TASK 5: TOPIC MODELING Using LDA

In [42]:
import gensim
from gensim import corpora
from nltk.tokenize import word_tokenize

# Tokenizing the preprocessed reviews
tokenized_docs = [word_tokenize(doc) for doc in preprocessed_reviews]

# Creating a dictionary and corpus
dictionary = corpora.Dictionary(tokenized_docs)
corpus = [dictionary.doc2bow(doc) for doc in tokenized_docs]

# Running LDA model
lda_model = gensim.models.LdaMulticore(corpus, num_topics=15, id2word=dictionary, passes=2, workers=2)

# Extract and display topics
for idx, topic in lda_model.print_topics(-1, num_words=7):
    print("Topic: {} \nWords: {}".format(idx, topic))




Topic: 0 
Words: 0.028*"app" + 0.018*"book" + 0.018*"love" + 0.017*"get" + 0.014*"read" + 0.010*"audiobooks" + 0.009*"great"
Topic: 1 
Words: 0.037*"book" + 0.017*"app" + 0.010*"scribd" + 0.010*"great" + 0.008*"many" + 0.008*"month" + 0.008*"audio"
Topic: 2 
Words: 0.044*"book" + 0.031*"app" + 0.013*"one" + 0.009*"audiobooks" + 0.008*"ive" + 0.008*"two" + 0.008*"im"
Topic: 3 
Words: 0.049*"book" + 0.023*"read" + 0.017*"app" + 0.011*"audiobooks" + 0.011*"month" + 0.010*"ive" + 0.009*"get"
Topic: 4 
Words: 0.051*"app" + 0.019*"book" + 0.011*"use" + 0.008*"good" + 0.007*"time" + 0.007*"reading" + 0.006*"issue"
Topic: 5 
Words: 0.020*"app" + 0.016*"page" + 0.010*"read" + 0.010*"many" + 0.010*"wikipedia" + 0.010*"information" + 0.007*"best"
Topic: 6 
Words: 0.043*"app" + 0.012*"like" + 0.012*"great" + 0.011*"book" + 0.008*"would" + 0.008*"one" + 0.007*"scribd"
Topic: 7 
Words: 0.021*"book" + 0.016*"app" + 0.014*"reading" + 0.012*"title" + 0.012*"read" + 0.011*"great" + 0.010*"listen"
Topic:

ANALYSIS OF TASK 5'S OUTPUT WITH TASK4'S OUTPUT:

Manual analysis is done here as it is easier in this case.

Comparison with Features: Topics about books and reading (like Topics 0, 1, 2, 3) likely correspond to reviews discussing the app's primary features, such as the availability of books, reading experience, and audiobook functionality. However, some topics might not directly align with specific features. For example, topics discussing usability or general praise (like Topics 4 and 6) are more about the overall app experience rather than specific features.

Comparison with Bug Reports: The LDA topics do not seem to focus specifically on bugs or technical issues. They are more about the general use and enjoyment of the app. Bug reports, on the other hand, are specific complaints or issues users have encountered, such as app crashes or functional errors, which might not be clearly reflected in the broader themes identified by LDA.

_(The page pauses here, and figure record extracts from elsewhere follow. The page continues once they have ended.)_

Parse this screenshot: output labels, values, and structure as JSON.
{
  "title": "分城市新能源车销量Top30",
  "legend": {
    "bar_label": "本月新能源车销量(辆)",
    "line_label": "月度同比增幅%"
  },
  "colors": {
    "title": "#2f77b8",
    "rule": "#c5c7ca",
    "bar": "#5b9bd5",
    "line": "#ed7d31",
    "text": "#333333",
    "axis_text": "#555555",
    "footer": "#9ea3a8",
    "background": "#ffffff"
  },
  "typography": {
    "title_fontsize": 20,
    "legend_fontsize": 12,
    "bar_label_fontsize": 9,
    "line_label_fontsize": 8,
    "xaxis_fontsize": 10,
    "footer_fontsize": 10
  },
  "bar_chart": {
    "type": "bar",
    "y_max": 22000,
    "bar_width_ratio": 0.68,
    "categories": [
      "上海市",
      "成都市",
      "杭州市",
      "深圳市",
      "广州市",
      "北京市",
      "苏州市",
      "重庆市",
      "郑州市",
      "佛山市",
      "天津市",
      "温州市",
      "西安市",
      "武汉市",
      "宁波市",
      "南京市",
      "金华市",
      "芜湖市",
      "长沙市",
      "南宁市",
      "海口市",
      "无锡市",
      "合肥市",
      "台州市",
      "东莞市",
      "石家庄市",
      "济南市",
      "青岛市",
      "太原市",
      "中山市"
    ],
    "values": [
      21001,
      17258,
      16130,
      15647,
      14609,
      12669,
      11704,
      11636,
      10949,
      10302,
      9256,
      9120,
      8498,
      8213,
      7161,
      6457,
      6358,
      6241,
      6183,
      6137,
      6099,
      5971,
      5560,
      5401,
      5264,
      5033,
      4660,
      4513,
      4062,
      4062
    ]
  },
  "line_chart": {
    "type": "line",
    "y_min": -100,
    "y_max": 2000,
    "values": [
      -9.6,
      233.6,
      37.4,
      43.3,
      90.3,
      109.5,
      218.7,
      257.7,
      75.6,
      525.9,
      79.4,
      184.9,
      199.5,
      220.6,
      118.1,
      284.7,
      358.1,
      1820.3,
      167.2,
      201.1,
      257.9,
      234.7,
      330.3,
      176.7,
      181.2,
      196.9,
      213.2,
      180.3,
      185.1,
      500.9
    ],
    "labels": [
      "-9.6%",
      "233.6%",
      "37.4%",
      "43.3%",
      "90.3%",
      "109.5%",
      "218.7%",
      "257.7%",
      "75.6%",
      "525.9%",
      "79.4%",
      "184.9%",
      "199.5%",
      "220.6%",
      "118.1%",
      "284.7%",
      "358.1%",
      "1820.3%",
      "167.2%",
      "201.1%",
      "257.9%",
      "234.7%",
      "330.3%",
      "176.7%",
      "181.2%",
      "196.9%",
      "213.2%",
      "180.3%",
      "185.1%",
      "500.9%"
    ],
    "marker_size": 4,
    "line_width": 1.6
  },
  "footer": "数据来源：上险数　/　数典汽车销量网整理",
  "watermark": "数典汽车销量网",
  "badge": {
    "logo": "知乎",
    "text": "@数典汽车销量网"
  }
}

Differences in Outputs: The LDA model provides a broad overview of what users talk about, like what they like or what they find important in the app (e.g., reading experience, book availability). The classifiers are more precise, identifying specific types of feedback like feature requests or bug reports. They are more about "what users want" or "what problems users face" rather than what users generally discuss. The accuracy of the models and the amount of data they are trained on affect these insights. LDA can work with large datasets to find general patterns, while classifiers need specific labeled data to identify precise feedback types.